Grenoble is a popular city in France among urban cyclists with its developed bicycle infrastructure, favorable climate, and flat geography. Here, the modal share of biking for work commutes is 4 per cent compared to France’s national average of 2 per cent. However, cyclists are predominantly men with higher education, in executive positions, and without children which raises the question on what is keeping others from biking. There is a belief in a ‘trickle down’ effect, that with an effective infrastructure, everyone, including marginalized people, will start biking. Research has criticized this one size fits all idea and highlighted the need of disaggregated data to investigate differences between groups.
Christina Vietinghoff has studied biking in Grenoble and conducted an intersectional analysis based on 19 semi-structured interviews with policy makers, bike services, and residents of different identities. Her study revealed four barriers that are keeping marginalized communities from biking which she categorizes as racism, financial barriers, information or knowledge barriers, and spatial inequalities.
Barriers associated with racism are created by public perceptions and public policy. Urban cyclists in marginalized neighborhoods are viewed with suspicion and bike services carried out by racialized people might not be seen as legitimate. Food deliveries are often carried out by racialized cyclists which has a negative effect on the status of biking. Public policy makes it hard to promote biking among racialized groups, for example among Muslim women as gender-positive initiatives are prohibited.
Financial barriers to biking are related to the costs of owning a bike. Access to safe bicycle parking, especially overnight, is important to promote biking. Interviewees pointed out the costs of replacing stolen equipment. Women’s safety is often associated with corporal safety. In this study, marginalized female interviewees were more concerned with the safety of their belongings. This shows how socioeconomic factors influence safety concerns for women. Secure overnight bike storage is lacking in marginalized neighbourhoods which increases the risk of being subjected to bike theft.
Lacking proficiency in French and the image of cyclists are factors that create the information and knowledge barrier. Information about services and infrastructure can be found on websites available only in French. Those who do not speak French as a first language may be unfamiliar with the vocabulary of biking. There is also a lack of knowledge about subsidized bike services, and one interviewee did not know how to cycle. Marginalized people might not be aware of the information that is available in traditional news releases, social media, and websites. The image of cyclists needs to be diversified; an example is how pregnant women are discouraged from biking.
The spatial context of Grenoble affects who chooses to bike and who does not. Living next to a bicycle route increases the chance of biking. Some interviewees avoided biking in areas with high criminality in fear of being harassed. Although for some, cycling through an area with high criminality can be seen as a safer option than travelling by public transport. Marginalized people have little influence on planning. In consultations with residents, mostly older white people participate.
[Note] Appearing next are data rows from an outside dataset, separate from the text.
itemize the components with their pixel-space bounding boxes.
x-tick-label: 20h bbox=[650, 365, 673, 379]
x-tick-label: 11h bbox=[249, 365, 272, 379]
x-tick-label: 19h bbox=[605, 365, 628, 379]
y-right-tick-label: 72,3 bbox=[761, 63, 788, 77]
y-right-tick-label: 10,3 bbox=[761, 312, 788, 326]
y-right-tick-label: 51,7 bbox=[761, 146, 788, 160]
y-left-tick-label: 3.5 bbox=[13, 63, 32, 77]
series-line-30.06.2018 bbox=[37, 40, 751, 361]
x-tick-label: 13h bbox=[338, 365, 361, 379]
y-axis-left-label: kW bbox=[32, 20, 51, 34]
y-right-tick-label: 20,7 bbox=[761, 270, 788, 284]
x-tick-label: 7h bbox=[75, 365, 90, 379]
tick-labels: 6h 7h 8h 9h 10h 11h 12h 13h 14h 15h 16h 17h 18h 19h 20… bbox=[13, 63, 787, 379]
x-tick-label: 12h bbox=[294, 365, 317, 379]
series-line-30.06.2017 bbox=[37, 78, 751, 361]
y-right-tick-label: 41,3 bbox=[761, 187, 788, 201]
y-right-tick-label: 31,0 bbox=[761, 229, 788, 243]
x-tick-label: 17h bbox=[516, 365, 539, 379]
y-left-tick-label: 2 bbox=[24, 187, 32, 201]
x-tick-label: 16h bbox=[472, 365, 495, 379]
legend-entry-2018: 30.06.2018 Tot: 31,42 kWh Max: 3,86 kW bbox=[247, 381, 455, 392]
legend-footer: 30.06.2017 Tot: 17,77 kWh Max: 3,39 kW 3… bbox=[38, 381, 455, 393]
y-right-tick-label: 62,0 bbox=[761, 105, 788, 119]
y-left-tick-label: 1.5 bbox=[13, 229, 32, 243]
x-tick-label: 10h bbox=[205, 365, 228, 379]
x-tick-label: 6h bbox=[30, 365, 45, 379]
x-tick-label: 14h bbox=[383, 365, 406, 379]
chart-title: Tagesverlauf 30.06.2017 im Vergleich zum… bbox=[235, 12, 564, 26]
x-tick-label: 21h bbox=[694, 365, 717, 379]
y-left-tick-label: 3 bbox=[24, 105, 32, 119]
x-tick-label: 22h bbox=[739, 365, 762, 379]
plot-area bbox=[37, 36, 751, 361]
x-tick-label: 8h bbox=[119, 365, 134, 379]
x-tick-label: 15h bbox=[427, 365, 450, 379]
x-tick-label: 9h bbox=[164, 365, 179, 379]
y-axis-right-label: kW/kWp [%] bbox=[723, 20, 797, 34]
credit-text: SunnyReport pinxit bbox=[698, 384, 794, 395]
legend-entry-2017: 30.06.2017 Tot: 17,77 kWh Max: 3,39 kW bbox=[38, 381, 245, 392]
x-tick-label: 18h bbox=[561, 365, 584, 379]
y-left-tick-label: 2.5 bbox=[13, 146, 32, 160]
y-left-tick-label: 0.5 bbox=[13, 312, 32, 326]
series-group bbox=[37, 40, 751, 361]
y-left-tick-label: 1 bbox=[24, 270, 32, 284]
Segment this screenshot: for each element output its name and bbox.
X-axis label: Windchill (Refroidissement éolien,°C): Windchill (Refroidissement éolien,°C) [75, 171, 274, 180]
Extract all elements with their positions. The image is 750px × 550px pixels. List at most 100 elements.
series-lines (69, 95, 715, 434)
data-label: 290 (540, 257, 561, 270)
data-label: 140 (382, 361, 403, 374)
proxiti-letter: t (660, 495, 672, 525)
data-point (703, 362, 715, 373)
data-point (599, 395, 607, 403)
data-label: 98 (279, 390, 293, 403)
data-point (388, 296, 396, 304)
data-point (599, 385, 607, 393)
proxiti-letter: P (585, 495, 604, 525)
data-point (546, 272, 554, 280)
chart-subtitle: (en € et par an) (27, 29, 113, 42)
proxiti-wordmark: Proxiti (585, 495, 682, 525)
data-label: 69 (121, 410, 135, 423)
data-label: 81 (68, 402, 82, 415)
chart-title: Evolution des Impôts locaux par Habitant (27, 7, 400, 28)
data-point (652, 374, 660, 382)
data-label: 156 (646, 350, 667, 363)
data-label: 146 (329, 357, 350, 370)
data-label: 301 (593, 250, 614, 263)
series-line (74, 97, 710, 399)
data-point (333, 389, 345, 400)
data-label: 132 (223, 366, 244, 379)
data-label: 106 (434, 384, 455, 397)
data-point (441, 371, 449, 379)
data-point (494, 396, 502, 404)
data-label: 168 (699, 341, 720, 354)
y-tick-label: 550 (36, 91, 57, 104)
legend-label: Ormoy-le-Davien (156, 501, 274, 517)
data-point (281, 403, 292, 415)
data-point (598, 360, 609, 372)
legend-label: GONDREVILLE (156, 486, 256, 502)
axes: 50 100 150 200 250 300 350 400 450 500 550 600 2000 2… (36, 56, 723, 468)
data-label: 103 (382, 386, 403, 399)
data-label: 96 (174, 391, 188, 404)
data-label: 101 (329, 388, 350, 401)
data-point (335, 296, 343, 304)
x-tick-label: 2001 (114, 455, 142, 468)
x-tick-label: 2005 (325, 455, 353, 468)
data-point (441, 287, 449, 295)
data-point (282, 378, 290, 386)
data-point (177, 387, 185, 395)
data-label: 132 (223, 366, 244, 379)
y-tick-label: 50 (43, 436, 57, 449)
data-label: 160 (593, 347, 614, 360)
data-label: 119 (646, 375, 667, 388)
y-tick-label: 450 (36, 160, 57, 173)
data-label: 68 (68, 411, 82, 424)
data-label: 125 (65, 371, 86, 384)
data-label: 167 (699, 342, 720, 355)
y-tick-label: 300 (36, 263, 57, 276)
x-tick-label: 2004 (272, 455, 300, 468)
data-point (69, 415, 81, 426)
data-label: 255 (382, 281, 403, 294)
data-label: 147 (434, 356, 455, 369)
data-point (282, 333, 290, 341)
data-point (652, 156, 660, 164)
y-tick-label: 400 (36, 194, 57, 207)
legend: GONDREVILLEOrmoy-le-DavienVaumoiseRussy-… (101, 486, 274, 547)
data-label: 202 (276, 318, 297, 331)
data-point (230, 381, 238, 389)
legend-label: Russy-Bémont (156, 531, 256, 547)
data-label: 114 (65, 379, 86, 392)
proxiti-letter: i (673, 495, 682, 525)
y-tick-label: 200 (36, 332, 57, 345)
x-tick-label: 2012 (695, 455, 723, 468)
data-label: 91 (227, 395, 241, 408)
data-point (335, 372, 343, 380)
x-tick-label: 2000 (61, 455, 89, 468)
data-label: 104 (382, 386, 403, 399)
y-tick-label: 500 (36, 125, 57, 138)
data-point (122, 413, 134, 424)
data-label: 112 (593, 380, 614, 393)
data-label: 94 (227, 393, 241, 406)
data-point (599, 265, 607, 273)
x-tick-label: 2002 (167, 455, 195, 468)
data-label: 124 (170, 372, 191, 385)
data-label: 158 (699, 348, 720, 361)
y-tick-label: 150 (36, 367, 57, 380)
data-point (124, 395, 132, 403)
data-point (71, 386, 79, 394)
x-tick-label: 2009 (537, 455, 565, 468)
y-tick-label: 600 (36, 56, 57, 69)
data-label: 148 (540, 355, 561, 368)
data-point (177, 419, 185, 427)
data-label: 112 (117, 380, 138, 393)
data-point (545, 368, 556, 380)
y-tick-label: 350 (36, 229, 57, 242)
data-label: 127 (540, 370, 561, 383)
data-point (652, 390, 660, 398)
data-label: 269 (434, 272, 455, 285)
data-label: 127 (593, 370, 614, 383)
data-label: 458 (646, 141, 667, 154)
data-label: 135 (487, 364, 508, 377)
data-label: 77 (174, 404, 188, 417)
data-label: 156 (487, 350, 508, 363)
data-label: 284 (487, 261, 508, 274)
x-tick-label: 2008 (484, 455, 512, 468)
These four categories of barriers intersect with each other as marginalized people with low awareness about biking services are often found in areas with poor bicycle infrastructure. Planning needs to take these differences into account and not just build for one type of cyclists.
Reference: Vietinghoff, 2021. ‘An intersectional analysis of barriers to cycling for marginalized communities in a cycling-friendly French city’. Journal of Transport Geography 91, 102967.